RTP - Audio and Video for the Internet

, 2003.
Published by Addison-Wesley (ISBN 0-672-32249-8)

This book describes the protocols, standards, and architecture of systems that deliver real-time voice, music, and video over IP networks, such as the Internet. Relevant applications include voice-over-IP, telephony, teleconferencing, streaming video, and web-casting. The focus of the book is media transport: how to reliably deliver audio and video across an IP network, how to ensure high quality in the face of network problems, and how to ensure that the system is secure. The book adopts a standards-based approach, based around the Real-time Transport Protocol, RTP, and its associated profiles and payload formats. It describes the RTP framework, how to build a system that uses that framework, and extensions to RTP for security and reliability.

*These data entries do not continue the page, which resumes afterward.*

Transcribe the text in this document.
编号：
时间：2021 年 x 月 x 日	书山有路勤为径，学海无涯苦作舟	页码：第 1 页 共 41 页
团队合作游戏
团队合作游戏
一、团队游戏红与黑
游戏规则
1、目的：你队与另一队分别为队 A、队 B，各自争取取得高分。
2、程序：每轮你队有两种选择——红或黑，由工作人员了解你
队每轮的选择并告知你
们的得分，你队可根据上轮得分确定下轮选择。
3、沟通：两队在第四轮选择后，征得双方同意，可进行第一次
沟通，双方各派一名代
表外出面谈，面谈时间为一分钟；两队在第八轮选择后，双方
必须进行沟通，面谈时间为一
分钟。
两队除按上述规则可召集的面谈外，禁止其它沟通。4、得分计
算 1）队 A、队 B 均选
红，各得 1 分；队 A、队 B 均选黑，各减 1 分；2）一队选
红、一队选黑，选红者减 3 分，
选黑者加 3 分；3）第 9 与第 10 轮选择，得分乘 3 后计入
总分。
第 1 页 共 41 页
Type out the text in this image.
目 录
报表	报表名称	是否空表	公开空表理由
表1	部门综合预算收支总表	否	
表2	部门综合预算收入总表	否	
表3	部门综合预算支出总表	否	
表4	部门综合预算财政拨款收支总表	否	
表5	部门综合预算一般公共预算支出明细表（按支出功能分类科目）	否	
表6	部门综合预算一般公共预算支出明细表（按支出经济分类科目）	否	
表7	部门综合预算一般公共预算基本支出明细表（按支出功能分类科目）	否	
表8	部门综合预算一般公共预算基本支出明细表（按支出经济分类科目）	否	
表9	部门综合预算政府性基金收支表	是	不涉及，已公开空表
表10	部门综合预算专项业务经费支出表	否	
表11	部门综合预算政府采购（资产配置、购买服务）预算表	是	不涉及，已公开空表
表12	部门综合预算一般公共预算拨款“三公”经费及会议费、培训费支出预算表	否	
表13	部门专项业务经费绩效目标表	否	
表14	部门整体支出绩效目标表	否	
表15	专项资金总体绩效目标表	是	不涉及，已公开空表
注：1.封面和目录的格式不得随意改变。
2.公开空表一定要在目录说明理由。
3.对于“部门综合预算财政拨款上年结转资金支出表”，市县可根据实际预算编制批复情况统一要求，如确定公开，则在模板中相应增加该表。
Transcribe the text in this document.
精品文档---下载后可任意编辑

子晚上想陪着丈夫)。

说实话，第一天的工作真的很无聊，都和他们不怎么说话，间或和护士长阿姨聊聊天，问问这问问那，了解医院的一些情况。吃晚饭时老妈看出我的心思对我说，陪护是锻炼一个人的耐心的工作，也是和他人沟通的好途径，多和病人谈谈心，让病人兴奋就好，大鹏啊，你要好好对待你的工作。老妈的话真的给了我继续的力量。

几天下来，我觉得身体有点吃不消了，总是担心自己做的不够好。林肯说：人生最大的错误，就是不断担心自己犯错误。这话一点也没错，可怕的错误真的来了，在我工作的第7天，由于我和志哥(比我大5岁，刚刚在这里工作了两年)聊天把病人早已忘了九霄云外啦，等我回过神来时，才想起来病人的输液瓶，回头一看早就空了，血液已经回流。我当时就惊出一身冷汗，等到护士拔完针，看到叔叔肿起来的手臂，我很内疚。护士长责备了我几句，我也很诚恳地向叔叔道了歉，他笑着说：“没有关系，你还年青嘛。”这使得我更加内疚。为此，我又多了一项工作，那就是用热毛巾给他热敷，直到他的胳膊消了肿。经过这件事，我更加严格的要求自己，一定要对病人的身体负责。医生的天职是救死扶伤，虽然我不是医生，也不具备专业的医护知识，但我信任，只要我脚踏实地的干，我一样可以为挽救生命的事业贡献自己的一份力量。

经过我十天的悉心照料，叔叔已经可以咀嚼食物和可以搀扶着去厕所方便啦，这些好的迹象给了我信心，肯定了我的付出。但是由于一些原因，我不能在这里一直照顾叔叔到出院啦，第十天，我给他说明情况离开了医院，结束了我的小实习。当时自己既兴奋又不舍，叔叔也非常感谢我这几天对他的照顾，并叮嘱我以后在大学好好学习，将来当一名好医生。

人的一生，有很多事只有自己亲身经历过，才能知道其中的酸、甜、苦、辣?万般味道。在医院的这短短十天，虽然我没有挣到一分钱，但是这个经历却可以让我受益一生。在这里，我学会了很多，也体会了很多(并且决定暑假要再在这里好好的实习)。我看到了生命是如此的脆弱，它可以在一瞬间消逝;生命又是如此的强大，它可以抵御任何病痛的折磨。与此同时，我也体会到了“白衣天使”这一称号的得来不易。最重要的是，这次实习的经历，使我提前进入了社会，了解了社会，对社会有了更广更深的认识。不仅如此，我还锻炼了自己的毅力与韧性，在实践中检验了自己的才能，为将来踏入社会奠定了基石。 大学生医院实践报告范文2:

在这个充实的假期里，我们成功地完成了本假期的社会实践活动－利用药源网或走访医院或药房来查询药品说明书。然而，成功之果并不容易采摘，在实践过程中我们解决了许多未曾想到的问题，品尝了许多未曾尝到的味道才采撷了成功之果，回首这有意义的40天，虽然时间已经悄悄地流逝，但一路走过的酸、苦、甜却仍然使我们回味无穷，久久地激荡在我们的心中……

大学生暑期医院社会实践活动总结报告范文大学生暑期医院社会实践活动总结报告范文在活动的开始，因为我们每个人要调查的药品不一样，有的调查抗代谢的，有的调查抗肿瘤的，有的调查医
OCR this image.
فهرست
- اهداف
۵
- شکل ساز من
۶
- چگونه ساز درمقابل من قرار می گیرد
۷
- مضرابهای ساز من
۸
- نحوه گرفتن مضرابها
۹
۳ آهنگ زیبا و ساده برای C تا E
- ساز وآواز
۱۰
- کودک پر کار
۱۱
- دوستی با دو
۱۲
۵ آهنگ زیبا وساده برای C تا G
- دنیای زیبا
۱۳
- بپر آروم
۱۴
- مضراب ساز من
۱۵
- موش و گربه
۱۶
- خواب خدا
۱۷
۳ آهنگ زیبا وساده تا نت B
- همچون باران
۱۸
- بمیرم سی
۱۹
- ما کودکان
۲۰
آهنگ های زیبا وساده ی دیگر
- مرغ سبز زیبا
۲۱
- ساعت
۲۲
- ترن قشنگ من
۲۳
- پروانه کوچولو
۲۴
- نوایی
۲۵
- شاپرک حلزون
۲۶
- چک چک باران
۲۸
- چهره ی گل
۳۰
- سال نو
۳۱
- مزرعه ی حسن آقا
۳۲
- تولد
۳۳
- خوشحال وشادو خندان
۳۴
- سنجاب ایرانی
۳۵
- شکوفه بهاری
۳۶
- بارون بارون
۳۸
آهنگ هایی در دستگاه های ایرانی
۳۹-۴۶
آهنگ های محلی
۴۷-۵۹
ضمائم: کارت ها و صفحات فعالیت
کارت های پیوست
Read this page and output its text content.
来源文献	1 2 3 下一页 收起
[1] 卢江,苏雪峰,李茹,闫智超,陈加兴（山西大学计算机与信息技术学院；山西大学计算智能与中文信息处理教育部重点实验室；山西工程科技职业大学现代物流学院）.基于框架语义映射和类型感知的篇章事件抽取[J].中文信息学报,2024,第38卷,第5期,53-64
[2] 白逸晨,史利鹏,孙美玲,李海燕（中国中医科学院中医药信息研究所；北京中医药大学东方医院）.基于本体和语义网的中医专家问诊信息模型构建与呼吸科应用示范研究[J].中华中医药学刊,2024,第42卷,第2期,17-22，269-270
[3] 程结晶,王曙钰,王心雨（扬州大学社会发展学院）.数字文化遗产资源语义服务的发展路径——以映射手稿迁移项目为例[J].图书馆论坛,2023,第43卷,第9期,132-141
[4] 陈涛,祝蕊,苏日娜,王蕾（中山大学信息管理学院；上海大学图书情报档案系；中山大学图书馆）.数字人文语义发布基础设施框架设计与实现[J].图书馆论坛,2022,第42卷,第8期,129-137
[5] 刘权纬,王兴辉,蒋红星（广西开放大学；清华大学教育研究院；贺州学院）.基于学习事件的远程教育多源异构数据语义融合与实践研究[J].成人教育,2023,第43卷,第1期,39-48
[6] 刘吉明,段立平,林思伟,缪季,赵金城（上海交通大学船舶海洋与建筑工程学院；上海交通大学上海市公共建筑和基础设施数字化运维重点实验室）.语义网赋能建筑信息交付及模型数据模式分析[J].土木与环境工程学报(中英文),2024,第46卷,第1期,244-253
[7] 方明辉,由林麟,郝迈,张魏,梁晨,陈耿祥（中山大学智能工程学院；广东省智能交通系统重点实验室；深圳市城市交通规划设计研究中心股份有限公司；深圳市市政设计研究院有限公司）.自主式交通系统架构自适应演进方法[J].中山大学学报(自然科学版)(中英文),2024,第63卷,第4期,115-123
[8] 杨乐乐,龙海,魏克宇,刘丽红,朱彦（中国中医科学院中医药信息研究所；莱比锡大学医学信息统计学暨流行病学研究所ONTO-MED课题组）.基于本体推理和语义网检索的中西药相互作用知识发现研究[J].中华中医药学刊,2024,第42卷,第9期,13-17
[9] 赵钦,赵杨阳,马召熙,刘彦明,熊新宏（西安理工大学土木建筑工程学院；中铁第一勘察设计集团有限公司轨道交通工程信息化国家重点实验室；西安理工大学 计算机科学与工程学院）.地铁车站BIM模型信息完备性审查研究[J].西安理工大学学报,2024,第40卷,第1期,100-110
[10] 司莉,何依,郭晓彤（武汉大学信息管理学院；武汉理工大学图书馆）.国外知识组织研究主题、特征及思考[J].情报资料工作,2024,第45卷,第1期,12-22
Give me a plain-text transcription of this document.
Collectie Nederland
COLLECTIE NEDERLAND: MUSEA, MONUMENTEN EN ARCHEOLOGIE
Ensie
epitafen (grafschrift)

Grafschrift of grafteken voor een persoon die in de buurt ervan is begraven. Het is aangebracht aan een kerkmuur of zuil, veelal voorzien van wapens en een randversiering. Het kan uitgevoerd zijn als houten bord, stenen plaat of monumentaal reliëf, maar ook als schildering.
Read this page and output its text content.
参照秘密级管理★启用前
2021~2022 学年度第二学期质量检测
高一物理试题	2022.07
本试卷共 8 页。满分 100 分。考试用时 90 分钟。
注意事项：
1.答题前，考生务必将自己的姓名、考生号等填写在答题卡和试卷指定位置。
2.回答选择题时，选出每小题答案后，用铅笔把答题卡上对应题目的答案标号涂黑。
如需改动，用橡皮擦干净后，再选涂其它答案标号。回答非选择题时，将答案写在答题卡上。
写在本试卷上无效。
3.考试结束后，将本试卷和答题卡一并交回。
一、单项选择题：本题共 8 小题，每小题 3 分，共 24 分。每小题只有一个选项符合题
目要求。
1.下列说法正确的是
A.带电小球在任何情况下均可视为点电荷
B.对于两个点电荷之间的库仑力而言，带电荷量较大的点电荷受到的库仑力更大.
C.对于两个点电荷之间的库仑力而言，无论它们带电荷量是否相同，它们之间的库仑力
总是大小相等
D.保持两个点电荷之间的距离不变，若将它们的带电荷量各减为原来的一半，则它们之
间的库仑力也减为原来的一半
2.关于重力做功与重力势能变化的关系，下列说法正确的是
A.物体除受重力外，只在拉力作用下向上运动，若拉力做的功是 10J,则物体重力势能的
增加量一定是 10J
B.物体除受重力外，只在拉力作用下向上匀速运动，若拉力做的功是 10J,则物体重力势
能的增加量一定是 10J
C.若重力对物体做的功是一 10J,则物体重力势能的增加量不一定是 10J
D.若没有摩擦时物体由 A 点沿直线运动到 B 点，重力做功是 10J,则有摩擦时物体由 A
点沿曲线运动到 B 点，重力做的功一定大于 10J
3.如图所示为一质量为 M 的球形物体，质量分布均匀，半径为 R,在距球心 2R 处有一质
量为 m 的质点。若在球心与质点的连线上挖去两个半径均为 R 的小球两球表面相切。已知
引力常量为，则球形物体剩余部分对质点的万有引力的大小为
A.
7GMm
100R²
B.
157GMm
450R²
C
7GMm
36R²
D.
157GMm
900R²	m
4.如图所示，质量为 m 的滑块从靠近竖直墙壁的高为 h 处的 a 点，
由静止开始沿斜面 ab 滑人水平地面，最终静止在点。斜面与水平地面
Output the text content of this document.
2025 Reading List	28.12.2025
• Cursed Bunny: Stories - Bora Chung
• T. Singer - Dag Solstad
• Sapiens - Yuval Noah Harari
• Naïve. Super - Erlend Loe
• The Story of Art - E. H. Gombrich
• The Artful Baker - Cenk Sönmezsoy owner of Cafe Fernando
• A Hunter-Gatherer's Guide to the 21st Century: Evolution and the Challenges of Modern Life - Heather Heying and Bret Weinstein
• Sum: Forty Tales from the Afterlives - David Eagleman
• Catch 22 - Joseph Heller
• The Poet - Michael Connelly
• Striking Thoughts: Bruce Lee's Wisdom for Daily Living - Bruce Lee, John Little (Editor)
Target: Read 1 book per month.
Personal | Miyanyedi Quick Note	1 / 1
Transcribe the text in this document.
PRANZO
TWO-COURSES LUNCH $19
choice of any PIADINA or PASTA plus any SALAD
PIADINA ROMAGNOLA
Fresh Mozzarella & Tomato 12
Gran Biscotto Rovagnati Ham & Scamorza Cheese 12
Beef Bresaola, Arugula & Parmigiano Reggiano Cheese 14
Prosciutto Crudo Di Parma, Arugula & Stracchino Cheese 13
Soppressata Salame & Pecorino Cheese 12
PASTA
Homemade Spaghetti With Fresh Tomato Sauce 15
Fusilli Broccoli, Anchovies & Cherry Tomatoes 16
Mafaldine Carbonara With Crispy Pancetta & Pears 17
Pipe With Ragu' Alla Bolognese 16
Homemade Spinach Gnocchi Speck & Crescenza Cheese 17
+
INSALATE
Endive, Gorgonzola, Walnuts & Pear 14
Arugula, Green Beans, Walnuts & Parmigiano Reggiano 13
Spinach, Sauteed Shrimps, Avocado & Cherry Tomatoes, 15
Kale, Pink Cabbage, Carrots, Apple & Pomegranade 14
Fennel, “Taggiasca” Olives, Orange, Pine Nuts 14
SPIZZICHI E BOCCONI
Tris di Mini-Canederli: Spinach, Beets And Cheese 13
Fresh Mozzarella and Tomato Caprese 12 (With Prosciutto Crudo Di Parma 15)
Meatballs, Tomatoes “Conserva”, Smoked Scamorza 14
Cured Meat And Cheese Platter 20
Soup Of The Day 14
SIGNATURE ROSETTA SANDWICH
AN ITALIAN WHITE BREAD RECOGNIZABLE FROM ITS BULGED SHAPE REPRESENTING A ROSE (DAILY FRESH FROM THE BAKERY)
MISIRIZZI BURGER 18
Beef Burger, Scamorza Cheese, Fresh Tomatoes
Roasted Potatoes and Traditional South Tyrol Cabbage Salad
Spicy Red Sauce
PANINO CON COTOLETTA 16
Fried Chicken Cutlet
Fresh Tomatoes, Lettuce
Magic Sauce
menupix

The book is logically divided into four sections: The first section introduces the problem space, provides background, and outlines the properties of the Internet that affect audio/video transport. These are the chapters in the first section:

  • Chapter 1, Introduction gives a brief introduction to the Real-time Transport Protocol, outlines the relationship between RTP and other standards, and describes the scope of the book.
  • Chapter 2, Audio/Video Communication over Packet Networks describes the unique environment provided by IP networks, and how this affects packet audio/video applications.
Cover photograph (Japanese)

The second part, consisting of the next five chapters, discusses the basics of the Real-time Transport Protocol. This is information you need to design and build a tool for voice-over-IP, streaming music or video, and so forth. Following are the related chapters:

  • Chapter 3, The Real-Time Transport Protocol introduces RTP and related standards, describes how they fit together, and outlines the design philosophy underpinning the protocol.
  • Chapter 4, RTP Data Transfer Protocol is a detailed description of the transport protocol, used to convey audio/visual data over IP networks.
  • Chapter 5, RTP Control Protocol describes the control protocol, which provides reception quality feedback, membership control, and synchroniszation.
  • Chapter 6, Media Capture, Playout and Timing explains how a receiver can reconstruct the audio/visual data and play it out to the user with correct timing.
  • Chapter 7, Lip Synchronization addresses a related problem: how to synchronisze media streams, for example, to get lip synchroniszation.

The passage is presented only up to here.